Pork chops with excellent flavor that cook up nicely on the barbecue or in the pan. With just a few ingredients, these chops turn out flavorful and juicy. This is one of my family’s favorites. You can season food before freezing to make preparation easier. They only need to be defrosted as usual to be prepared for cooking. When used to season meat before freezing, this seasoning also works nicely. The better, the longer it rests on the chops.
Prep Time: | 20 mins |
Cook Time: | 25 mins |
Total Time: | 45 mins |
Servings: | 24 |
Yield: | 1 13×18-inch baking sheet |
Ingredients
- nonstick cooking spray
- ⅓ cup butter
- 2 (1 ounce) squares 65% dark chocolate, chopped
- 1 cup white sugar
- 1 teaspoon vanilla extract
- ½ teaspoon instant espresso powder
- ½ cup unbleached all-purpose flour
- 2 tablespoons unsweetened cocoa powder
- ¼ teaspoon salt
- ¼ teaspoon baking soda
- 2 large egg whites
- ½ cup mini chocolate chips
Instructions
- Preheat the oven to 325 degrees F (165 degrees C). Line a 13×18-inch baking sheet with parchment paper and lightly grease with nonstick spray.
- Place butter and chocolate in a microwave-safe bowl. Heat in 30-second intervals until melted, stirring between each interval. Stir in sugar, vanilla, and espresso. Set aside.
- Whisk together flour, cocoa powder, salt, and baking soda in a medium bowl.
- Beat egg whites in a large bowl with an electric mixer until frothy, 3 to 4 minutes. Pour in chocolate mixture and beat until combined. Mix in flour mixture until a thick batter forms.
- Spread batter onto the prepared baking sheet. Cover with plastic wrap. Place another baking sheet on top and smash it flat to ensure batter is as thin as possible. Remove the top baking sheet, peel off plastic wrap, and sprinkle chocolate chips over batter.
- Bake in the preheated oven until crisp, about 25 minutes. Allow brittle to cool on the baking sheet before breaking into pieces.
- You can get creative with the toppings: mini chips, chopped nuts, toffee bits, etc.

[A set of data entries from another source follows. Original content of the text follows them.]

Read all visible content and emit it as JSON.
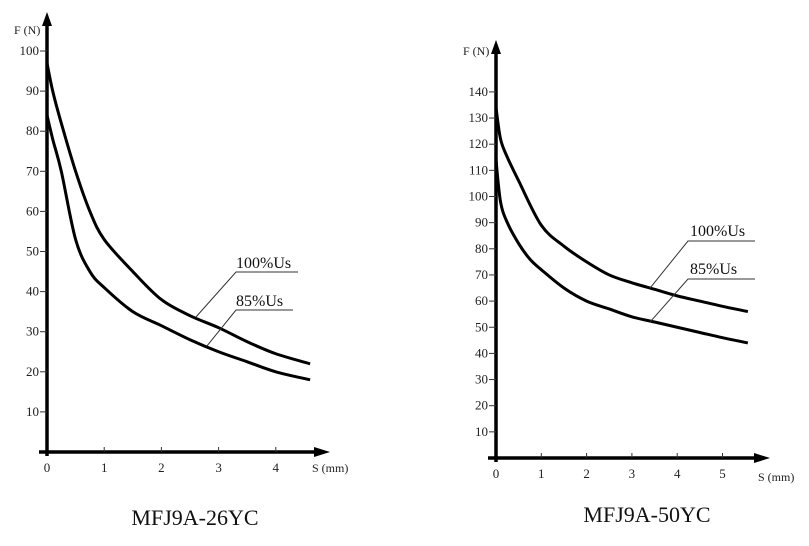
{
  "chart_data": [
    {
      "type": "line",
      "title": "MFJ9A-26YC",
      "xlabel": "S (mm)",
      "ylabel": "F (N)",
      "xlim": [
        0,
        4.6
      ],
      "ylim": [
        0,
        100
      ],
      "x_ticks": [
        "0",
        "1",
        "2",
        "3",
        "4"
      ],
      "y_ticks": [
        "10",
        "20",
        "30",
        "40",
        "50",
        "60",
        "70",
        "80",
        "90",
        "100"
      ],
      "grid": false,
      "series": [
        {
          "name": "100%Us",
          "x": [
            0,
            0.1,
            0.25,
            0.5,
            0.75,
            1,
            1.5,
            2,
            2.5,
            3,
            3.5,
            4,
            4.6
          ],
          "y": [
            97,
            90,
            82,
            70,
            60,
            53,
            45,
            38,
            34,
            31,
            27.5,
            24.5,
            22
          ]
        },
        {
          "name": "85%Us",
          "x": [
            0,
            0.1,
            0.25,
            0.5,
            0.75,
            1,
            1.5,
            2,
            2.5,
            3,
            3.5,
            4,
            4.6
          ],
          "y": [
            84,
            78,
            70,
            53,
            45,
            41,
            35,
            31.5,
            28,
            25,
            22.5,
            20,
            18
          ]
        }
      ]
    },
    {
      "type": "line",
      "title": "MFJ9A-50YC",
      "xlabel": "S (mm)",
      "ylabel": "F (N)",
      "xlim": [
        0,
        5.56
      ],
      "ylim": [
        0,
        140
      ],
      "x_ticks": [
        "0",
        "1",
        "2",
        "3",
        "4",
        "5"
      ],
      "y_ticks": [
        "10",
        "20",
        "30",
        "40",
        "50",
        "60",
        "70",
        "80",
        "90",
        "100",
        "110",
        "120",
        "130",
        "140"
      ],
      "grid": false,
      "series": [
        {
          "name": "100%Us",
          "x": [
            0,
            0.1,
            0.25,
            0.5,
            1,
            1.5,
            2,
            2.5,
            3,
            3.5,
            4,
            4.5,
            5,
            5.56
          ],
          "y": [
            134,
            122,
            115,
            106,
            89,
            81,
            75,
            70,
            67,
            64.5,
            62,
            60,
            58,
            56
          ]
        },
        {
          "name": "85%Us",
          "x": [
            0,
            0.1,
            0.25,
            0.5,
            0.75,
            1,
            1.5,
            2,
            2.5,
            3,
            3.5,
            4,
            4.5,
            5,
            5.56
          ],
          "y": [
            114,
            98,
            90,
            82,
            76,
            72,
            65,
            60,
            57,
            54,
            52,
            50,
            48,
            46,
            44
          ]
        }
      ]
    }
  ]
}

- If you prefer uniform pieces, bake the brittle for 20 minutes, use a knife to score into desired shapes or sizes, then continue baking for 5 more minutes. Once cool, break apart at score marks.
Nutrition Facts
Calories | 97 kcal |
Carbohydrate | 14 g |
Cholesterol | 7 mg |
Dietary Fiber | 1 g |
Protein | 1 g |
Saturated Fat | 2 g |
Sodium | 61 mg |
Sugars | 12 g |
Fat | 5 g |
Unsaturated Fat | 0 g |
Reviews
Turned out perfectly. Huge hit in the family. Will be making again!
I didn’t have the chocolate squares on hand, so I used semi-sweet chocolate chips as a substitute. I haven’t used cocoa as an ingredient for brownies in a long time, but I obtained it specially for this recipe. I didn’t have expresso coffee powder and used a serving-size packet of decaf coffee granules(I know that they are not the same, but expresso coffee is not my thing!). Making a meringue in conjunction with a brownie recipe was a little high-faluting for me, but it is necessary for the consistency of the batter and the flavor of the finished product. I didn’t have mini-semi-sweet chocolate chips, so a few regular ones sprinkled on top worked just as well! This is an incredibly tasty way to experience brownies. I recommend it!
This was an amazing recipe! My husband loves the crunchy goodness!
These were so delicious. Crisp and chocolate!!! Easy to make, delicious to eat
I had to substitute: used 2 whole eggs, and mexican drinking chocolate (with sugar and cinnamon) because that’s what I had,, also didn’t have chocolate chips so i added walnuts. it’s nice and crunchy on the outside edges and soft in the middle, I’d make it again.